The barrister said the "indiscretion" had not given any advantage to campaigners. The judgement's full text had also not been divulged.

The message - which said "We're very sorry, we've lost" - was "anodyne" and deleted early on. Mr Butt also apologised profusely, Mr Hoar added.

A second message in another WhatsApp group was not deleted though Mr Butt didn't send it, the court heard.

Mr Butt "appreciated" the seriousness of the breaches, but what happened after the conversation was Mr Mirza's responsibility, Mr Hoar said.
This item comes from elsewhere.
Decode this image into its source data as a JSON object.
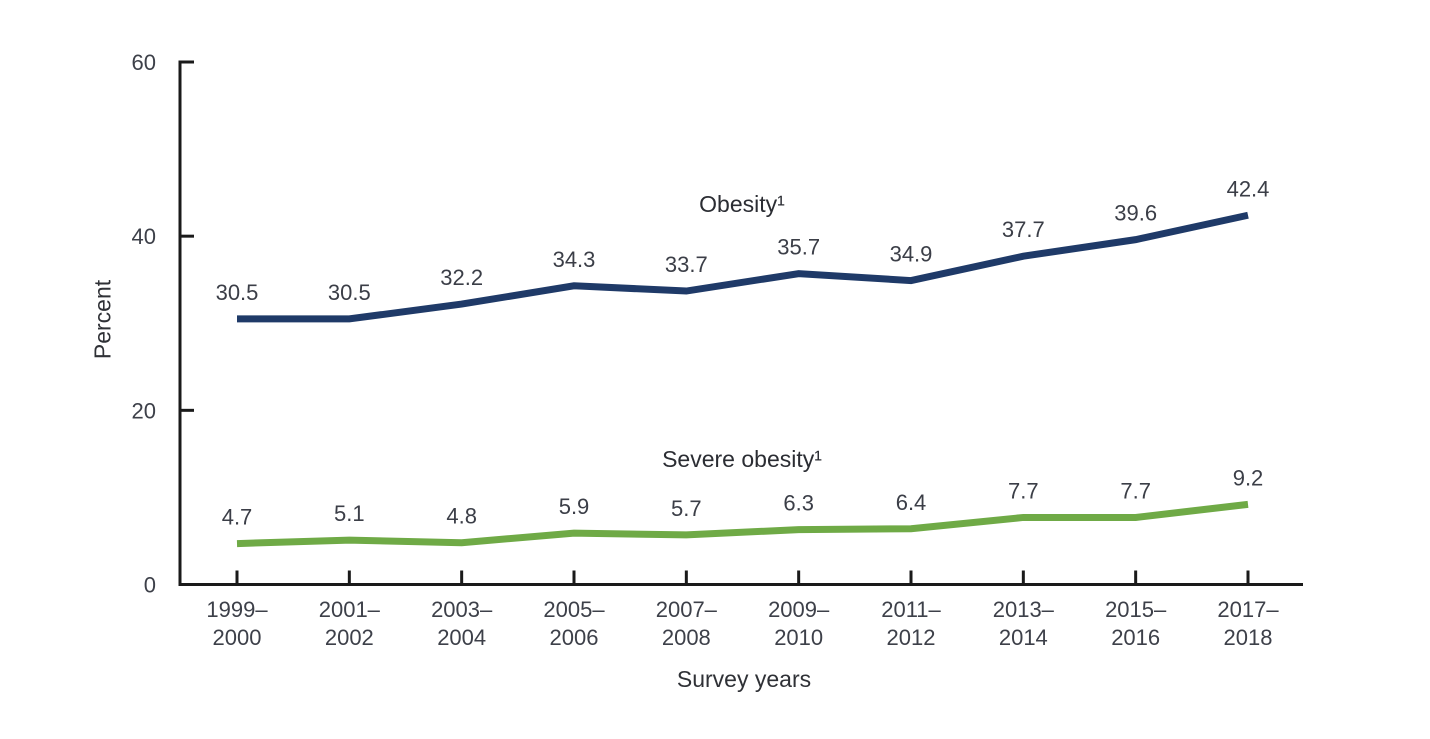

A second director of the company was out of the country and not sent the judgement before it was handed down.

Timothy Straker, for Newham, argued the Attorney General should investigate.

Mr Mirza's witness statement maintained he didn't know about the embargo. However, Mr Straker said Mr Mirza's LinkedIn profile records him as an adviser to a firm of solicitors.

Newham had "no axe to grind" and referring the case to the Attorney General would tidy up matters because the evidence wasn't as clear as expected, he added.

Justice Morris deferred taking a decision to allow for more evidence. He ordered the company to pay costs.